The South Korean president, Yoon Suk-yeolwas detained Wednesday for questioning over his failed declaration of martial law early last month, and after a tense and prolonged siege by the authorities of the residence where he remained entrenched.
Today is the bizarre latest episode to date of the deep political crisis that the country is going through since Yoon decided to declare martial law by surprise 43 days ago, accusing the opposition, which has a parliamentary majority, of acting as “forces “pro-North Koreans.”
Yoon’s arrest is the first in the country’s history of a sitting president. although the conservative president was disqualified on December 14 by the national Parliament, when the motion put in place by the opposition after the state of emergency declared by the president was carried out.
Five hours of siege of the presidential residence
The operation to try to arrest Yoon began to prepare at 3:20 in the morning local and, before dawn in Seoul, some 3,200 police officers and dozens of officials from the Office for Senior Corruption Cases Officials (CIO) and other organizations were deployed in the presidential residence.
Such a deployment was intended to deal with the Presidential Security Service (PSS), a body independent of other national law enforcement forces and which responds directly to the president. and that he had already managed to block a previous arrest attempt on the 3rd in another tense confrontation with the authorities that also lasted several hours.
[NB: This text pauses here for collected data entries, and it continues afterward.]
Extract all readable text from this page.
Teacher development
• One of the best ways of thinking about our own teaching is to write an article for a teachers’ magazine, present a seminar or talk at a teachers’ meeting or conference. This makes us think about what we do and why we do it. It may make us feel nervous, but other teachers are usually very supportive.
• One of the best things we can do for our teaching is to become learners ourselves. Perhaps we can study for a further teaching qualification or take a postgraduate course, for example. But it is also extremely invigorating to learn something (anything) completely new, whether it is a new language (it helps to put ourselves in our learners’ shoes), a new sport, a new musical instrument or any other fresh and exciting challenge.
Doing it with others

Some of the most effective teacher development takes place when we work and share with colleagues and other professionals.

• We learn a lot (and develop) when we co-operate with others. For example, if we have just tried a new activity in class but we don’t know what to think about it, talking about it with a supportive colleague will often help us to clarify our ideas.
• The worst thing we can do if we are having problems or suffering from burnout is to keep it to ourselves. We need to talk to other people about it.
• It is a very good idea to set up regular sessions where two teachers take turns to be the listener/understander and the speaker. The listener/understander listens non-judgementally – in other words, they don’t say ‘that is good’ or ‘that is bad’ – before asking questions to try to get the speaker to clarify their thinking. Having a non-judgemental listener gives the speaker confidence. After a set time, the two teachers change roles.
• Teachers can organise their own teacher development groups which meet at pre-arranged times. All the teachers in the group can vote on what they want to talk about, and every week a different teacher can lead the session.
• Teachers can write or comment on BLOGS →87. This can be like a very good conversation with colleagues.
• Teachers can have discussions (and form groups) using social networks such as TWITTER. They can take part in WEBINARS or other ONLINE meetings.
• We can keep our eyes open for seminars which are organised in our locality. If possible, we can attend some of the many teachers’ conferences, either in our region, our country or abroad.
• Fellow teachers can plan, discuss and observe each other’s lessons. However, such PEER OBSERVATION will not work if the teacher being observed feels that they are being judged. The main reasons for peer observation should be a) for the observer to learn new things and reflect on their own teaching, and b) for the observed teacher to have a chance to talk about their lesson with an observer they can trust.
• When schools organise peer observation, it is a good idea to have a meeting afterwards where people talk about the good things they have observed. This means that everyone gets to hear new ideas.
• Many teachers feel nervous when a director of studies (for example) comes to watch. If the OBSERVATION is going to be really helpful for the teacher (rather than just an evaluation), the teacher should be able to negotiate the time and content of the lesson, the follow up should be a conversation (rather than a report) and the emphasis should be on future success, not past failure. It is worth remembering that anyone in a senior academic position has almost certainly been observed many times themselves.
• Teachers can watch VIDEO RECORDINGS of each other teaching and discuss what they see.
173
The police force also had fifty riot police officers in front of the more than 6 thousand supporters of Yoon who gathered around the official residence with the idea of physically preventing access to the premises located in Yongsan, in the center of Seoul.
At 5:10, police officers and the state prosecutor’s office presented the arrest warrant for the president issued by a court to the presidential security service that protects the premises.
During the next two hours, there were moments of greatest chaos when Several attempts to enter the presidential complex were blocked by human chains formed by the PSS, the barricades of vehicles and barbed wire placed by that service and by parliamentarians from Yoon’s ruling party, all while protests by the president’s supporters intensified in the surrounding area.
After 7:00 in the morning, the police managed to enter the premises using portable ladders to overcome its fences and went beyond other security perimeters until entering the main building of the residence, where negotiations with Yoon’s legal team began. and the PSS.
Yoon He was finally arrested at 10:33 after his legal team announced that he agreed to appear before the office anti-corruption. The president had refused to attend previous calls to testify before this body, which led to the arrest warrant issued by a court.
He does not testify during his interrogation but defends his martial law through the networks
Already in the custody of the authorities, Yoon He refused to testify during the first two and a half hours of his interrogation at the headquarters of the CIO in Gwacheon, south of the capital, according to an official from that agency.
However, while the interrogation was taking place, the president’s official profile on social media published a handwritten letter from him in which he defended his declaration of martial law, a measure that he said “is not a crime, but an exercise of presidential authority to overcome a crisis”.
Shortly before, another video message from him had been published in which he stated that he had decided to appear before the authorities to avoid potential “bloodshed” and despite it being an “illegal investigation.”
The anti-corruption bureau has 48 hours to question Yoon and can request an order to extend the detention. The still president is expected to remain detained at the Seoul Detention Center in Uiwang, near the CIO headquarters.
Yoon He is investigated for an alleged crime of insurrection linked to his declaration of martial law, the only one from which a South Korean president is not immune, as well as for abuse of power.
If found guilty of insurrection, the conservative leader, who has been banned from leaving the country, He could face a life sentence or even capital punishment, although there has been a moratorium on the latter in the country for almost 40 years.
In parallel to the criminal investigation for which he was arrested today, the Constitutional Court He has another procedure open in which he must decide before mid-June whether Yoon’s disqualification is definitive or if, on the contrary, he is reinstated in office.